# Sp2022 .40



## Jim522 (Jan 31, 2010)

Hey guys, first thread here.
This site seems awesome.
Anyways, I just bought a SP2022 in .40 w/ stainless slide. From what I've researched, they don't seem very common. It's used but in excellent condition. They were asking $489 but since I also purchased a Walther P22 and a XD9 they went down to $400.
Did I get a decent deal?


----------



## redpenguin01 (Apr 16, 2009)

Jim522 said:


> Hey guys, first thread here.
> This site seems awesome.
> Anyways, I just bought a SP2022 in .40 w/ stainless slide. From what I've researched, they don't seem very common. It's used but in excellent condition. They were asking $489 but since I also purchased a Walther P22 and a XD9 they went down to $400.
> Did I get a decent deal?


You can find them for about $439 NIB at some places online. They are a real good deal in the first place.. but that's not to say there aren't better deals out there. I'm sure you'll be happy.


----------



## Jim522 (Jan 31, 2010)

Yea I've seen a few around that price range. But almost all are black and in 9mm. I like the stainless slide and was really looking for a .40. Either way it is my first Sig and I've wanted one for years. I'm sure I'll be very happy with it.


----------



## Mariano (Feb 3, 2010)

Jim522 said:


> Yea I've seen a few around that price range. But almost all are black and in 9mm. I like the stainless slide and was really looking for a .40. Either way it is my first Sig and I've wanted one for years. I'm sure I'll be very happy with it.


Pics please.. or else :numbchuck: LOL Just kidding
But I would like to see a pic


----------



## Jim522 (Jan 31, 2010)

I actually can't pick it up until the 13th, which is this Saturday. But I'll put some pics up as soon as I get it.
Once I figure out how to post pics. I've been meaning to put some up of my new XD9 and Walther P22...


----------



## cougartex (Jan 2, 2010)

Welcome from SE Texas.

Congratulations, I am sure you will enjoy the new purchase, safe shooting. :smt1099


----------



## archull (Dec 21, 2009)

Jim522 said:


> Hey guys, first thread here.
> This site seems awesome.
> Anyways, I just bought a SP2022 in .40 w/ stainless slide.
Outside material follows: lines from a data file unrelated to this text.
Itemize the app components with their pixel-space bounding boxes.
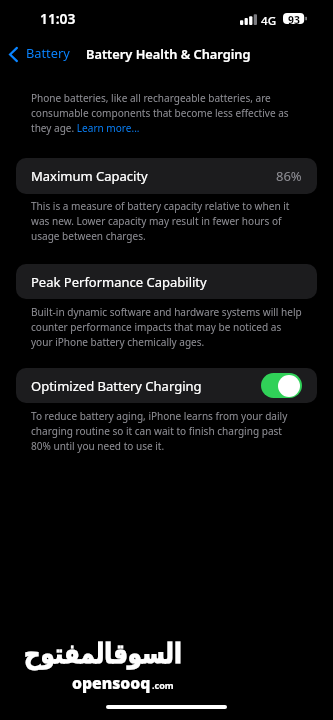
staticText: السوق‍المفتوح bbox=[24, 638, 182, 669]
staticText: opensooq bbox=[72, 671, 151, 693]
staticText: Optimized Battery Charging bbox=[31, 377, 202, 395]
button[interactable]: Maximum Capacity bbox=[16, 158, 317, 194]
button[interactable]: Optimized Battery Charging, on bbox=[261, 373, 302, 398]
staticText: 11:03 bbox=[40, 9, 76, 28]
staticText: Peak Performance Capability bbox=[31, 273, 207, 291]
button[interactable]: Back to Battery bbox=[9, 43, 70, 61]
staticText: Battery Health & Charging bbox=[86, 45, 251, 62]
staticText: Maximum Capacity bbox=[31, 167, 148, 185]
button[interactable]: Optimized Battery Charging bbox=[16, 368, 317, 403]
other: Battery 93 percent bbox=[283, 13, 307, 24]
staticText: 86% bbox=[276, 167, 302, 185]
staticText: Phone batteries, like all rechargeable b… bbox=[31, 91, 303, 135]
staticText: 93 bbox=[288, 13, 300, 24]
staticText: To reduce battery aging, iPhone learns f… bbox=[31, 409, 303, 453]
staticText: This is a measure of battery capacity re… bbox=[31, 199, 303, 243]
other: Cellular signal bbox=[240, 14, 257, 25]
staticText: .com bbox=[152, 679, 174, 691]
button[interactable]: Peak Performance Capability bbox=[16, 264, 317, 299]
staticText: 4G bbox=[261, 13, 277, 29]
staticText: Battery bbox=[26, 44, 70, 61]
staticText: Built-in dynamic software and hardware s… bbox=[31, 305, 303, 349]
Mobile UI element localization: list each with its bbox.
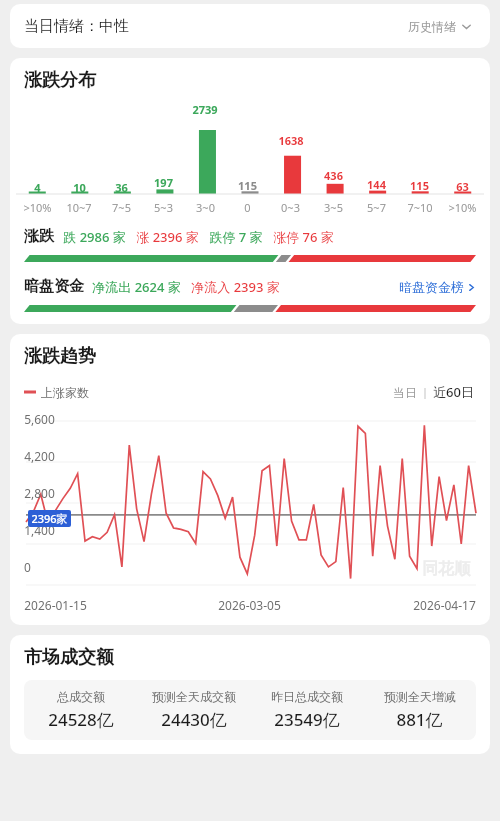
staticText: 36 bbox=[115, 180, 128, 195]
staticText: 2026-01-15 bbox=[24, 597, 87, 613]
staticText: 5~3 bbox=[154, 200, 173, 215]
button[interactable]: 当日 bbox=[391, 383, 419, 402]
staticText: 暗盘资金 bbox=[24, 277, 84, 296]
staticText: 涨跌 bbox=[24, 227, 54, 246]
staticText: 2026-03-05 bbox=[218, 597, 281, 613]
staticText: 跌停 7 家 bbox=[209, 228, 263, 246]
staticText: 净流出 2624 家 bbox=[92, 278, 181, 296]
staticText: 2026-04-17 bbox=[413, 597, 476, 613]
staticText: 10~7 bbox=[66, 200, 92, 215]
staticText: 197 bbox=[154, 175, 173, 190]
staticText: 7~10 bbox=[407, 200, 433, 215]
staticText: 2396家 bbox=[31, 511, 68, 526]
staticText: 涨跌分布 bbox=[24, 69, 96, 92]
staticText: 历史情绪 bbox=[408, 19, 456, 34]
staticText: 涨 2396 家 bbox=[136, 228, 199, 246]
staticText: 0 bbox=[24, 559, 31, 575]
staticText: 4 bbox=[34, 180, 41, 195]
staticText: 3~0 bbox=[196, 200, 215, 215]
staticText: >10% bbox=[23, 200, 52, 215]
staticText: 2739 bbox=[192, 102, 218, 117]
staticText: 881亿 bbox=[396, 708, 443, 731]
staticText: 同花顺 bbox=[422, 559, 470, 579]
staticText: 0~3 bbox=[281, 200, 300, 215]
staticText: 当日 bbox=[393, 385, 417, 400]
staticText: 涨停 76 家 bbox=[273, 228, 334, 246]
staticText: 115 bbox=[238, 178, 257, 193]
staticText: 2,800 bbox=[24, 485, 55, 501]
staticText: 总成交额 bbox=[57, 689, 105, 704]
staticText: 63 bbox=[456, 179, 469, 194]
staticText: 7~5 bbox=[112, 200, 131, 215]
staticText: 5~7 bbox=[367, 200, 386, 215]
button[interactable]: 涨跌 bbox=[10, 227, 490, 246]
staticText: 10 bbox=[73, 180, 86, 195]
staticText: 5,600 bbox=[24, 411, 55, 427]
staticText: 3~5 bbox=[324, 200, 343, 215]
staticText: 4,200 bbox=[24, 448, 55, 464]
staticText: 1,400 bbox=[24, 522, 55, 538]
staticText: >10% bbox=[448, 200, 477, 215]
staticText: | bbox=[422, 385, 428, 399]
staticText: 暗盘资金榜 bbox=[399, 279, 464, 295]
staticText: 市场成交额 bbox=[24, 646, 114, 669]
button[interactable]: 近60日 bbox=[431, 381, 476, 403]
staticText: 涨跌趋势 bbox=[24, 345, 96, 368]
button[interactable]: 暗盘资金榜 bbox=[399, 279, 476, 295]
button[interactable]: 历史情绪 bbox=[404, 15, 476, 38]
staticText: 144 bbox=[367, 177, 386, 192]
staticText: 24430亿 bbox=[161, 708, 227, 731]
staticText: 上涨家数 bbox=[41, 385, 89, 400]
staticText: 净流入 2393 家 bbox=[191, 278, 280, 296]
staticText: 当日情绪：中性 bbox=[24, 17, 129, 36]
staticText: 23549亿 bbox=[274, 708, 340, 731]
staticText: 436 bbox=[324, 168, 343, 183]
staticText: 跌 2986 家 bbox=[63, 228, 126, 246]
staticText: 昨日总成交额 bbox=[271, 689, 343, 704]
staticText: 115 bbox=[410, 178, 429, 193]
staticText: 24528亿 bbox=[48, 708, 114, 731]
staticText: 预测全天增减 bbox=[384, 689, 456, 704]
staticText: 预测全天成交额 bbox=[152, 689, 236, 704]
staticText: 近60日 bbox=[433, 383, 474, 401]
staticText: 1638 bbox=[278, 133, 304, 148]
staticText: 0 bbox=[244, 200, 251, 215]
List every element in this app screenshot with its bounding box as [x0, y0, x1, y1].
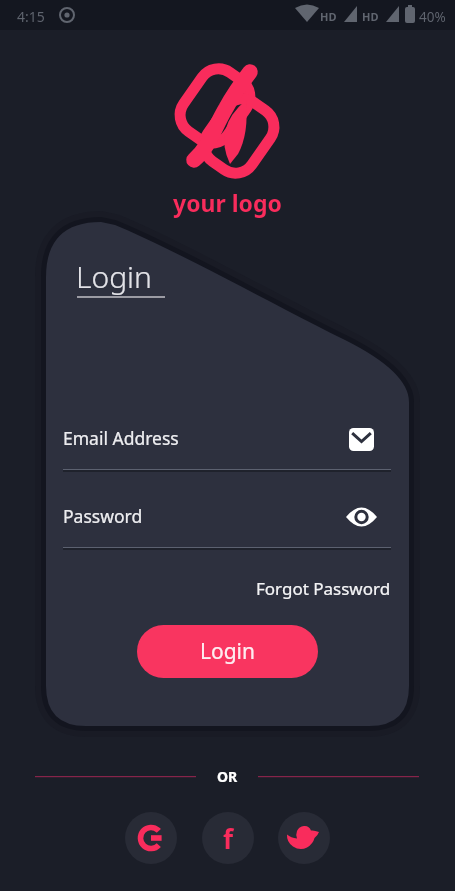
staticText: 4:15	[17, 7, 45, 26]
staticText: OR	[217, 767, 238, 786]
staticText: your logo	[173, 187, 282, 218]
staticText: Email Address	[63, 426, 179, 450]
staticText: Password	[63, 504, 143, 528]
button[interactable]: Forgot Password	[256, 577, 391, 600]
staticText: Login	[200, 637, 256, 666]
button[interactable]	[63, 420, 391, 472]
staticText: Login	[76, 256, 152, 297]
staticText: f	[223, 821, 234, 856]
button[interactable]: f	[202, 812, 254, 864]
button[interactable]	[342, 498, 382, 536]
button[interactable]: Login	[137, 625, 318, 678]
staticText: 40%	[419, 8, 446, 26]
staticText: HD	[362, 9, 379, 24]
button[interactable]	[63, 498, 391, 550]
button[interactable]	[125, 812, 177, 864]
staticText: HD	[320, 9, 337, 24]
staticText: Forgot Password	[256, 577, 391, 600]
button[interactable]	[278, 812, 330, 864]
From what I've researched, they don't seem very common. It's used but in excellent condition. They were asking $489 but since I also purchased a Walther P22 and a XD9 they went down to $400.
> Did I get a decent deal?


I bought my SP2022 brand new in box shipped from CDNN for $400. That is a bit high for a used Polymer Frame Sig. Thats the price that you can normally pick up a Metal frame Sig like a 226 or a 229


----------



## Mariano (Feb 3, 2010)

CDNN is a great company to deal with. I have had many dealings with them, all were good. Never a issue with them, or there products.Great place for mags. $12 or $13(10rnd), $19(12rnds).


----------